President Jair Bolsonaro’s handling of pandemic and slow vaccine distribution has led to protests and investigation.
Pfizer Inc has applied for full regulatory approval for its COVID-19 vaccine in Brazil, the country’s health regulator said on Saturday, amid continuing unrest over right-wing President Jair Bolsonaro’s response to the pandemic and slow vaccine roll-out.
The Pfizer-BioNTech vaccine is the second submitted for full approval in Brazil after AstraZeneca applied on January 29 for the vaccine it created with Oxford University.
That vaccine is being manufactured in Brazil in partnership with the federally funded Fiocruz biomedical centre.
Brazil has already approved the Oxford-AstraZeneca vaccine and the Chinese-developed SinoVac shots for emergency use and began a vaccination drive in mid-January, but that roll-out has been plagued by delays in ingredient shipments.

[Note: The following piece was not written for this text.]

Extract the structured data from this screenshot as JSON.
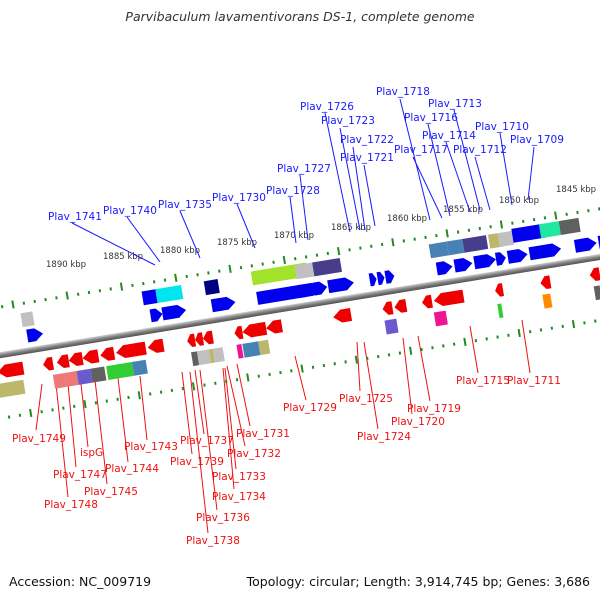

The Pfizer-BioNTech vaccine has an overall efficacy of 95 percent, and efficacy of 94 percent in people aged over 65, Pfizer has said.
The prospect of distributing a new vaccine in Brazil came as Bolsonaro has faced protests – largely organised by left-wing parties and groups – against his handling of the pandemic.
The president previously dismissed the virus as a “little flu” and rejected the need to put public health restrictions in place to prevent its spread. He also has said he will not receive a vaccine, even as the pandemic continued to rage in the country.
During the past month, more than 1,000 coronavirus-related deaths have been recorded daily. More than 9.4 million infections, as well as more than 230,000 deaths, have been reported to date.
The country’s prosecutor-general last week opened a preliminary investigation into Bolsonaro for a deadly coronavirus outbreak in Manaus, the capital of the country’s Amazonas state.
In January, the city’s hospitals ran out of oxygen, forcing the federal government to fly in supplies from across the country.
The region is also where a new coronavirus variant believed to be more easily transmissible – similar to those found in the United Kingdom and South Africa – first appeared.
If the initial inquiry, which also includes Health Minister Eduardo Pazuello, finds “possible wrongdoing”, a more formal investigation known as an “inquerito” will take place.